Med Hondo on the set of Soleil Ô, 1970. © Med Hondo
Corriger ou inventer (ou les deux)
Des frontières artificielles et des noms corrompus ont été construits de manière maladroite et hors de propos dans l’Afrique colonisée. Peu importe que les colonisateurs ne parvenaient pas à prononcer « Nkran », un mot akan signifiant fourmi, et qu’ils optent pour Accra, ou qu’ils dérivent Kenya de « Kirinyaga », le nom kikuyu du mont Kenya. L’Afrique imaginée par les colonisateurs a été justifiée par une pseudo-science raciste et mise en œuvre avec une violence inconcevable. Son héritage persiste dans nos mondes matériel et imaginaire. « N’est-il pas étrange que la seule langue dont je dispose pour parler de ce crime soit la langue du criminel qui a commis le crime ? », demande l’autrice antiguaise Jamaica Kincaid.
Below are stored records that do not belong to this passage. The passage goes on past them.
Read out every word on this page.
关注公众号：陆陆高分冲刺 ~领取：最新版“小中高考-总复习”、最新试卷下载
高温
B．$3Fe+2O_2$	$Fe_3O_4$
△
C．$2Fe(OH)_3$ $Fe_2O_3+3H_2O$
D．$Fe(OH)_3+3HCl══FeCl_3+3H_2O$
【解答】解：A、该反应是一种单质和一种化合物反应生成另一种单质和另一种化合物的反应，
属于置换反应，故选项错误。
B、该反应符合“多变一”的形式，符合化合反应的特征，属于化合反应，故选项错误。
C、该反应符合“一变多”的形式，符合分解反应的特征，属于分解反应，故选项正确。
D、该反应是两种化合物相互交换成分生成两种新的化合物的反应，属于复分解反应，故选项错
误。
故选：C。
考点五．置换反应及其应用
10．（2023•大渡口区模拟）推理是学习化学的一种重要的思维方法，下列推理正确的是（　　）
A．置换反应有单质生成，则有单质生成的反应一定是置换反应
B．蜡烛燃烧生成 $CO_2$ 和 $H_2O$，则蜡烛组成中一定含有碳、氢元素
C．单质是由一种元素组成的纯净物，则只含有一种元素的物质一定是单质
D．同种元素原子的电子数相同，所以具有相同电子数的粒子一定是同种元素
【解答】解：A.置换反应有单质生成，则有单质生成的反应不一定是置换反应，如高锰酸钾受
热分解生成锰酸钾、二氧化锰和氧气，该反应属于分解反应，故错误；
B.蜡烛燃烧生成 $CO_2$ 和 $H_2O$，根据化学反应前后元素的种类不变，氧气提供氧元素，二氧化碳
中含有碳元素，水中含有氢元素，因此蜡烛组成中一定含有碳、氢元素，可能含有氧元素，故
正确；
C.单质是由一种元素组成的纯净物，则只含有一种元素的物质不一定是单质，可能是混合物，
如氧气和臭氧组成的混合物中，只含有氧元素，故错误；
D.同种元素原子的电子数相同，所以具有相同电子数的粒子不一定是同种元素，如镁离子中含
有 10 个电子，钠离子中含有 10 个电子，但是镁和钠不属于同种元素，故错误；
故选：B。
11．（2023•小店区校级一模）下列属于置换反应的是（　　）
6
Groupe de jeunes filles attablées dans un dancing, Kinshasa, ca. 1950–65. Print Baryta Pigments, 27×40 cm (32×43). © Jean Depara
L’ouvrage d’Amy Sall, The African Gaze : Photography, Cinema and Power (2024) répond à cet état de fait en explorant minutieusement l’interaction entre les histoires sociopolitiques et l’imagerie africaine à travers les profils de vingt-cinq photographes et vingt-cinq cinéastes du continent. Le titre de l’ouvrage est un clin d’œil au repositionnement du pouvoir sémiotique ainsi qu’au un cours que Amy Sall a donné à la New School, intitulé « The African Gaze » : The African Gaze : Visual Culture of Postcolonial Africa and the Social Imagination (La culture visuelle de l’Afrique postcoloniale et l’imaginaire social) », qui a rencontré un succès dépassant les murs de l’institution.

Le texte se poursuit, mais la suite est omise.